A year later, in 2001, Nilda Jacobson started working there as a server, weekends, 8 to 3. She came over on Wednesday to collect her last paycheck. She hadn’t known the place was closing. None of the workers seemed to have known.
“We’re closed,” a waitress said as she took a smoke break on the terrace at the side of the restaurant.
“I need bacon and eggs,” said a man in a flannel shirt.
“I need my job, how about that?” said the waitress.
There were still diners inside, people who had come in before the doors locked and were still eating their meal. Every time someone would leave, Chippyphotographer and Silver Spring gadabout, would yell, “What did you order?”
“Salmon cakes,” said Darell Robertsa 64-year-old from Silver Spring.
He was a regular customer. Roberts said when his kitchen was renovated a few years ago, he ate every meal at the Tastee Diner.
“It’s a loss,” he said. “It’s really a loss.”
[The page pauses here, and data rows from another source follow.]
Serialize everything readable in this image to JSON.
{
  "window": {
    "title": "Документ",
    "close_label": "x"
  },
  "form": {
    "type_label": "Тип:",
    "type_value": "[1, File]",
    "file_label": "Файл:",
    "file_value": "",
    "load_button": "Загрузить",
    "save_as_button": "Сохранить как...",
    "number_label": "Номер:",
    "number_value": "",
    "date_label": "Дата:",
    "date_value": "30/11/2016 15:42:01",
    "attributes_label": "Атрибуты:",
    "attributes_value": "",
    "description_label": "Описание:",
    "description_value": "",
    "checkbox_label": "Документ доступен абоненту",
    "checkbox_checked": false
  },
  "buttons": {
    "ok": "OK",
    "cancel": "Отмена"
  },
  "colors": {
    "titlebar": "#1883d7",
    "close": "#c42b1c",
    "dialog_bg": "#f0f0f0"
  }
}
Jacqueline Dolson was in New Jersey when she heard the restaurant was closing. She immediately jumped in her car and drove 3½ hours to have one last BLT. Her family – husband Ed and children Emma, Claire, Elizabeth And Shall – ate at the Tastee Diner every Saturday for 25 years, and Dolson always ordered the BLT.
“But it wasn’t about the food,” she said.
You don’t go to a real diner for the food, or just for the food. You go because it’s open. You go because it’s light. You go because it’s 3am and you need to be around people, even if the people sitting next to you at the counter are strangers.
You go because it has become a tradition. Dolson had been coming here for twenty-five years, since her eldest was five.
“I thought I’d bring my grandchildren here one day,” she said.
Walked out of the restaurant Bill Metcalf (double cheeseburger, onion rings) and his son Dan Metcalf (Swiss mushroom burger, fries). They’ve had lunch together at Tastee’s every Wednesday for five years, ever since Dan, 43, encouraged Bill, 75, to move to Silver Spring from New England.
“On my Instagram you saw a lot of pictures of black coffee and daddy’s hands,” said Dan.
Bill is a retired Yale Classics Professor. I asked if classical literature contained anything suitable for this sad occasion.
Not really, Bill said, “The Romans ate at home.”
Tastee Diner was no one’s home, but it was a home away from home for many people. There’s another one in Bethesda and one in Laurel. I have left messages for the owner to find out more about the sale. I haven’t heard anything yet, but the Washington Business Journal reported that Roadside Development closed Tuesday on the lot and plans to build a mixed-use residential-retail project that will incorporate the dining car portion of the restaurant.
People kept walking to the restaurant, tried the door, saw the sign, shook their heads, turned around. A lottery sign glowed in the window: Powerball to $96 million, Mega Millions to $396 million. All it takes is luck.
A reminder, circa 1981, of the old Silver Spring Tastee Diner, before dragging it around town like it was a piece of stone for the pyramids. My college roommate, Pat, and I’ve been in clubs all night. We’re excited and we’re hungry and we can’t bear to return to the pigsty that is our apartment in Langley Park.
We stop at Tastee Diner and spoil ourselves with steak and eggs. No Michelin-starred restaurant has ever made two people as happy as we did, at the time, slumped in a booth at 3am, eating our steak and eggs at the Tastee Diner.